Paul Metsers is a Dutch-born New Zealander who has made his name and home as a musician and singer-songwriter in the UK since 1980. He moved from New Zealand, where he had for several years become a significant artist in the local folk music scene, to England to coincide with the recording by Nic Jones of one of Paul’s songs, “Farewell to the Gold” on Nic’s classic “Penguin Eggs” album. Paul performs his songs with guitar, dulcimer and mando-cello. He loves the friendly, intimate and interactive atmosphere of the folk club and of the folk music scene in general.

Paul pursued a career as a performer in folk clubs, festivals and arts centres, playing exclusively self-penned songs, which have gained a reputation for strong melodies, striking lyrics and irresistible choruses.
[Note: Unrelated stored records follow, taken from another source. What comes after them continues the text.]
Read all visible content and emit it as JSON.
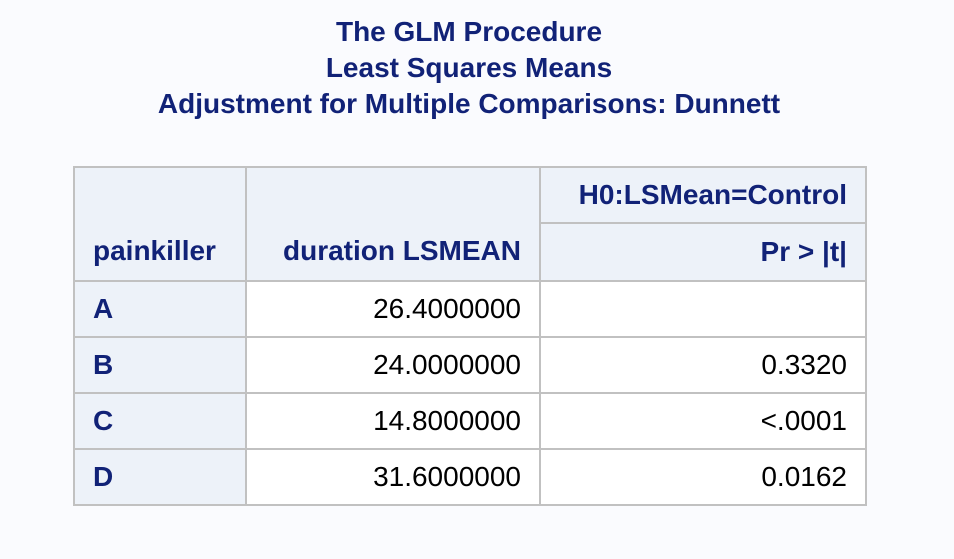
{
  "titles": {
    "line1": "The GLM Procedure",
    "line2": "Least Squares Means",
    "line3": "Adjustment for Multiple Comparisons: Dunnett"
  },
  "table": {
    "headers": {
      "col1": "painkiller",
      "col2": "duration LSMEAN",
      "span": "H0:LSMean=Control",
      "col3": "Pr > |t|"
    },
    "rows": [
      {
        "painkiller": "A",
        "lsmean": "26.4000000",
        "p": ""
      },
      {
        "painkiller": "B",
        "lsmean": "24.0000000",
        "p": "0.3320"
      },
      {
        "painkiller": "C",
        "lsmean": "14.8000000",
        "p": "<.0001"
      },
      {
        "painkiller": "D",
        "lsmean": "31.6000000",
        "p": "0.0162"
      }
    ]
  },
  "colors": {
    "title_text": "#112277",
    "header_bg": "#edf2f9",
    "border": "#c1c1c1",
    "page_bg": "#fafbfe"
  }
}
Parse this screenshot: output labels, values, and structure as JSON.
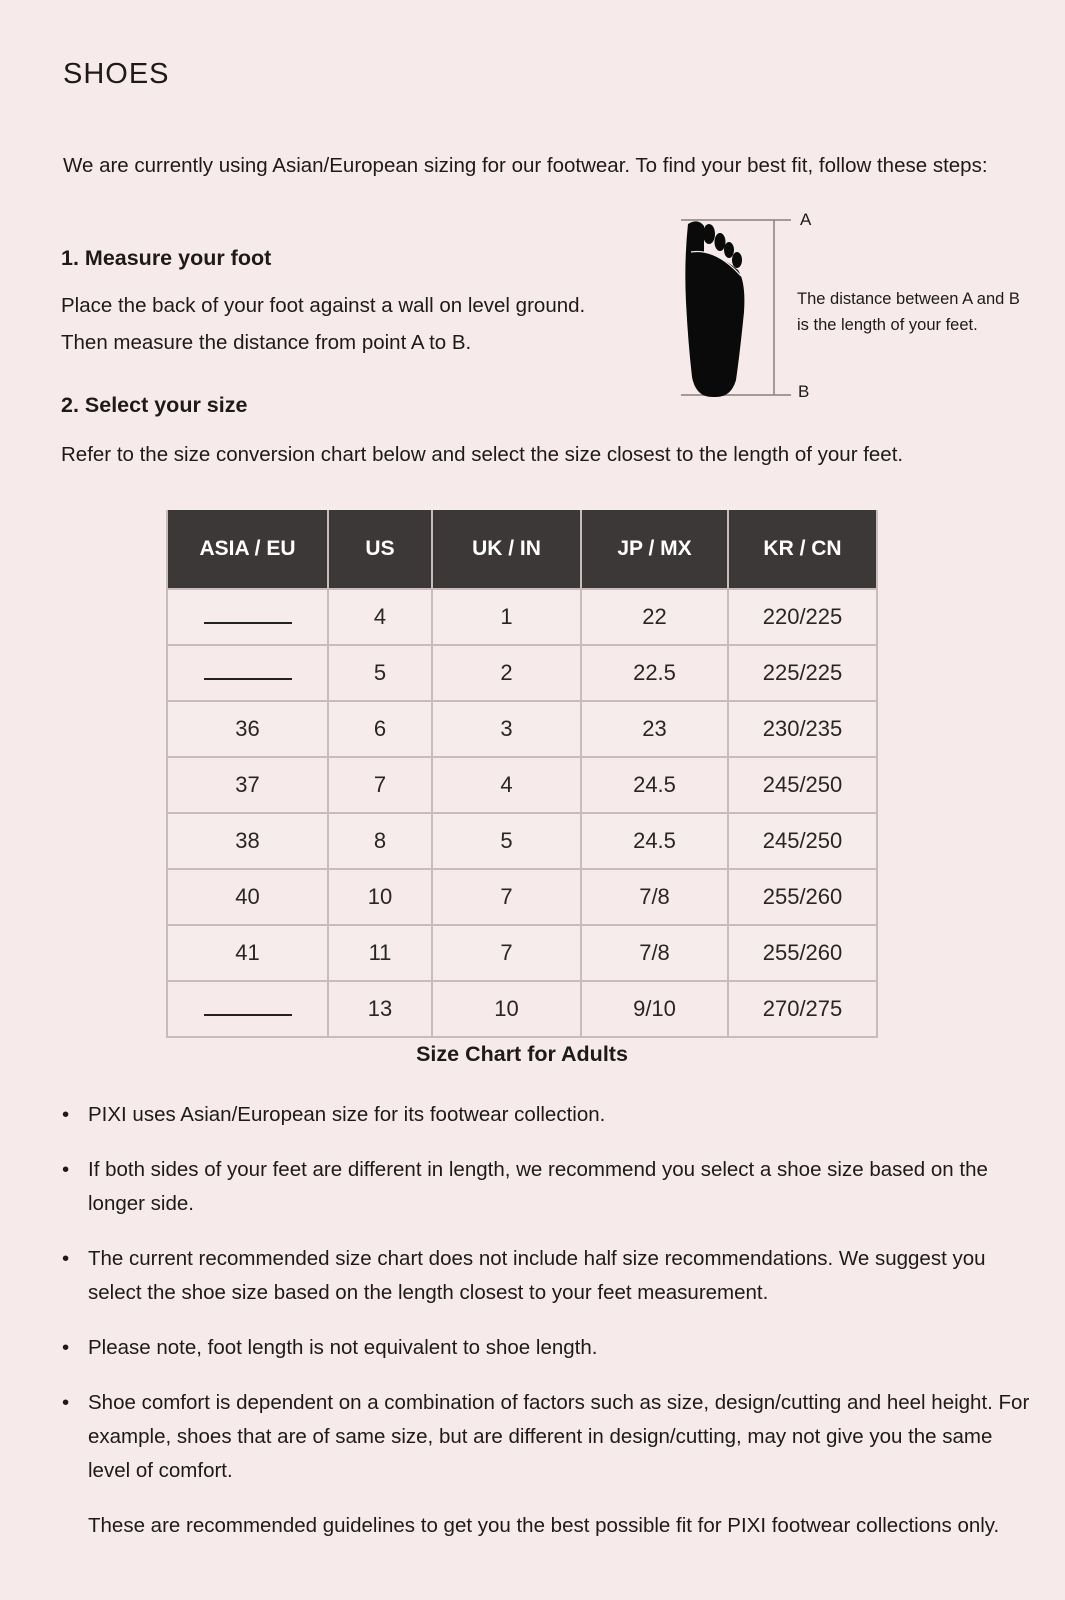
{
  "title": "SHOES",
  "intro": "We are currently using Asian/European sizing for our footwear. To find your best fit, follow these steps:",
  "step1": {
    "heading": "1. Measure your foot",
    "lines": [
      "Place the back of your foot against a wall on level ground.",
      "Then measure the distance from point A to B."
    ]
  },
  "diagram": {
    "label_a": "A",
    "label_b": "B",
    "text": "The distance between A and B is the length of your feet.",
    "icon": "foot-icon"
  },
  "step2": {
    "heading": "2. Select your size",
    "text": "Refer to the size conversion chart below and select the size closest to the length of your feet."
  },
  "table": {
    "headers": [
      "ASIA / EU",
      "US",
      "UK / IN",
      "JP / MX",
      "KR / CN"
    ],
    "rows": [
      [
        "",
        "4",
        "1",
        "22",
        "220/225"
      ],
      [
        "",
        "5",
        "2",
        "22.5",
        "225/225"
      ],
      [
        "36",
        "6",
        "3",
        "23",
        "230/235"
      ],
      [
        "37",
        "7",
        "4",
        "24.5",
        "245/250"
      ],
      [
        "38",
        "8",
        "5",
        "24.5",
        "245/250"
      ],
      [
        "40",
        "10",
        "7",
        "7/8",
        "255/260"
      ],
      [
        "41",
        "11",
        "7",
        "7/8",
        "255/260"
      ],
      [
        "",
        "13",
        "10",
        "9/10",
        "270/275"
      ]
    ],
    "caption": "Size Chart for Adults"
  },
  "notes": [
    "PIXI uses Asian/European size for its footwear collection.",
    "If both sides of your feet are different in length, we recommend you select a shoe size based on the longer side.",
    "The current recommended size chart does not include half size recommendations. We suggest you select the shoe size based on the length closest to your feet measurement.",
    "Please note, foot length is not equivalent to shoe length.",
    "Shoe comfort is dependent on a combination of factors such as size, design/cutting and heel height. For example, shoes that are of same size, but are different in design/cutting, may not give you the same level of comfort."
  ],
  "footer": "These are recommended guidelines to get you the best possible fit for  PIXI footwear collections only."
}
Many of his songs have been and still are covered and recorded by other professional performers in the folk music world.

Paul is among the many admirers of the song writing of Bob Dylan. Dylan himself paid Paul the great compliment of performing “Farewell to the Gold” at one of his concerts after finding the song on Nic Jones’ record.
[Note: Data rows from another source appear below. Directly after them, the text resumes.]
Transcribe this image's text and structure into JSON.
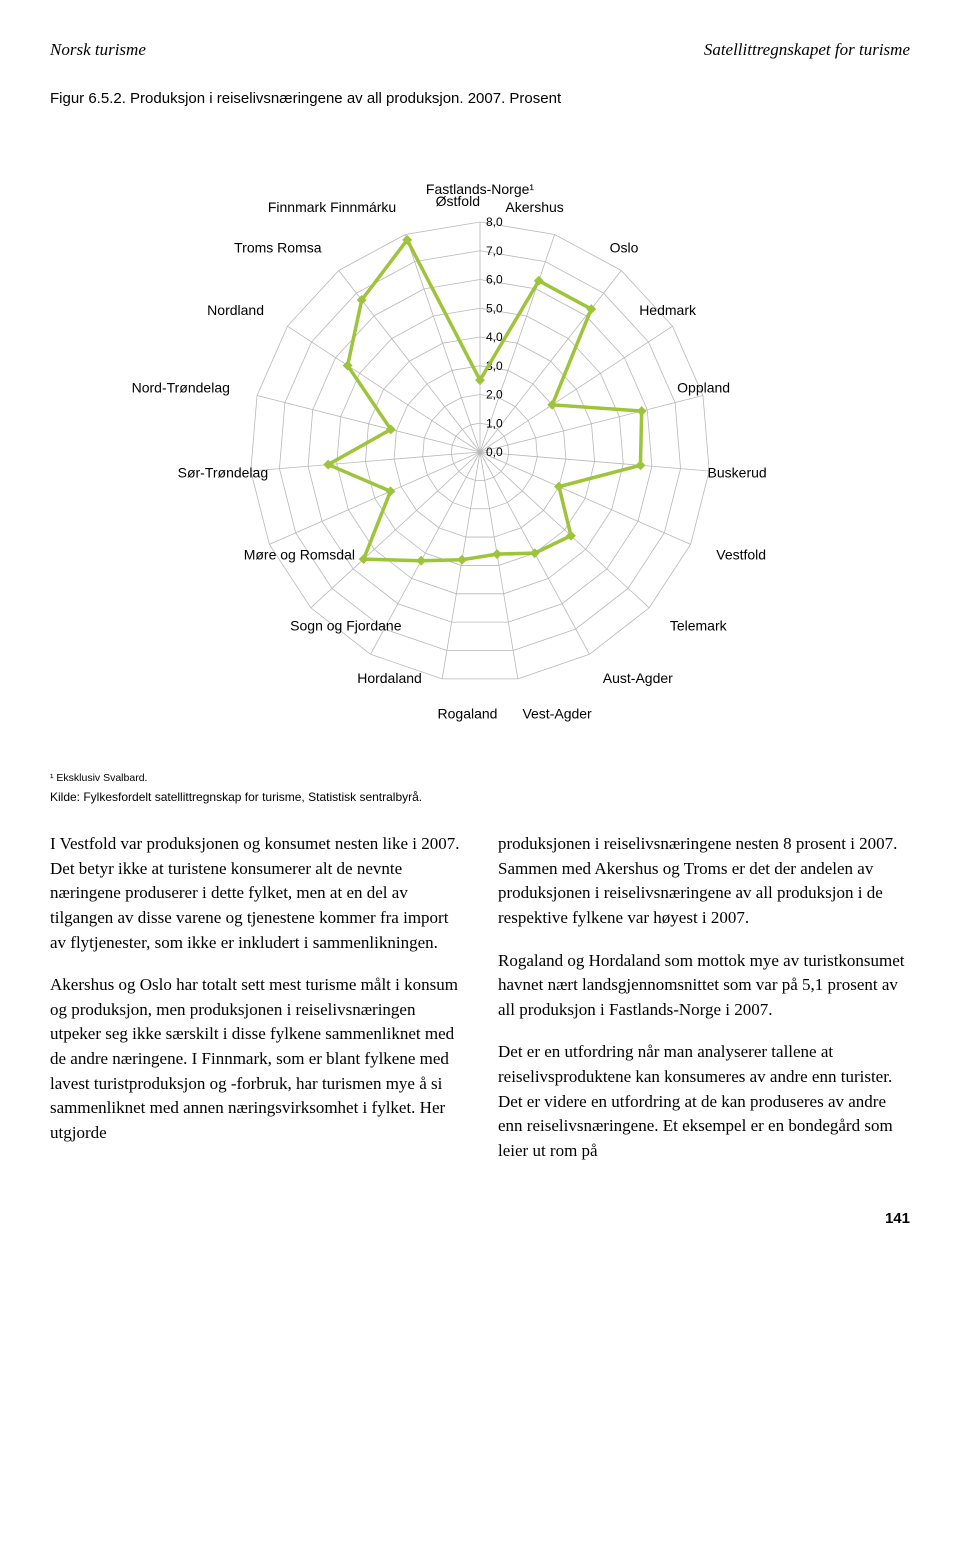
{
  "header": {
    "left": "Norsk turisme",
    "right": "Satellittregnskapet for turisme"
  },
  "figure": {
    "title": "Figur 6.5.2. Produksjon i reiselivsnæringene av all produksjon. 2007. Prosent",
    "footnote": "¹ Eksklusiv Svalbard.",
    "source": "Kilde: Fylkesfordelt satellittregnskap for turisme, Statistisk sentralbyrå."
  },
  "chart": {
    "type": "radar",
    "center_label": "Fastlands-Norge¹",
    "categories": [
      "Østfold",
      "Akershus",
      "Oslo",
      "Hedmark",
      "Oppland",
      "Buskerud",
      "Vestfold",
      "Telemark",
      "Aust-Agder",
      "Vest-Agder",
      "Rogaland",
      "Hordaland",
      "Sogn og Fjordane",
      "Møre og Romsdal",
      "Sør-Trøndelag",
      "Nord-Trøndelag",
      "Nordland",
      "Troms Romsa",
      "Finnmark Finnmárku"
    ],
    "values": [
      2.5,
      6.3,
      6.3,
      3.0,
      5.8,
      5.6,
      3.0,
      4.3,
      4.0,
      3.6,
      3.8,
      4.3,
      5.5,
      3.4,
      5.3,
      3.2,
      5.5,
      6.7,
      7.8
    ],
    "ticks": [
      0.0,
      1.0,
      2.0,
      3.0,
      4.0,
      5.0,
      6.0,
      7.0,
      8.0
    ],
    "tick_labels": [
      "0,0",
      "1,0",
      "2,0",
      "3,0",
      "4,0",
      "5,0",
      "6,0",
      "7,0",
      "8,0"
    ],
    "max": 8.0,
    "grid_color": "#b8b8b8",
    "line_color": "#9dc43a",
    "line_width": 3.5,
    "marker_color": "#9dc43a",
    "marker_size": 7,
    "background_color": "#ffffff",
    "label_fontsize": 14,
    "tick_fontsize": 12
  },
  "body": {
    "col1": {
      "p1": "I Vestfold var produksjonen og konsumet nesten like i 2007. Det betyr ikke at turistene konsumerer alt de nevnte næringene produserer i dette fylket, men at en del av tilgangen av disse varene og tjenestene kommer fra import av flytjenester, som ikke er inkludert i sammenlikningen.",
      "p2": "Akershus og Oslo har totalt sett mest turisme målt i konsum og produksjon, men produksjonen i reiselivsnæringen utpeker seg ikke særskilt i disse fylkene sammenliknet med de andre næringene. I Finnmark, som er blant fylkene med lavest turistproduksjon og -forbruk, har turismen mye å si sammenliknet med annen næringsvirksomhet i fylket. Her utgjorde"
    },
    "col2": {
      "p1": "produksjonen i reiselivsnæringene nesten 8 prosent i 2007. Sammen med Akershus og Troms er det der andelen av produksjonen i reiselivsnæringene av all produksjon i de respektive fylkene var høyest i 2007.",
      "p2": "Rogaland og Hordaland som mottok mye av turistkonsumet havnet nært landsgjennomsnittet som var på 5,1 prosent av all produksjon i Fastlands-Norge i 2007.",
      "p3": "Det er en utfordring når man analyserer tallene at reiselivsproduktene kan konsumeres av andre enn turister. Det er videre en utfordring at de kan produseres av andre enn reiselivsnæringene. Et eksempel er en bondegård som leier ut rom på"
    }
  },
  "page_number": "141"
}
During this early part of his UK career, Paul has recorded five LPs and published a songbook of over 50 of his songs. His performances and recording have received praise from a wide variety of music media. Colin Irwin, music writer for Melody Maker, described Paul as “ a songwriter of genuine depth and versatility”.

At the end of 1989, Paul decided to stop full-time touring in order to have more time to support his family. He and his partner, Pauline, have three children of whom the middle one, Joel is autistic and has learning difficulties. Paul and Pauline have set up a small, home-based business (Sagem Crafts) making and selling traditional wooden board games.

Since then, however, Paul has been more free to play and perform. He has also continued to write new songs and, apart from converting his five LPs to CD, is preparing a sixth CD of songs written over the years that never made it onto an album and a further CD of newer and previously unreleased material.

As he says “I can’t seem to stop myself writing a new song every once in a while and I would love them all to see the light of day and have my music “out there” where it can have a life of its own meeting up with whoever it will. I am always very flattered when fellow musicians want to sing or record my songs and hope this will continue to happen. This is what gives ongoing life to a songwriter’s creations and lets them travel freely on their own journey.”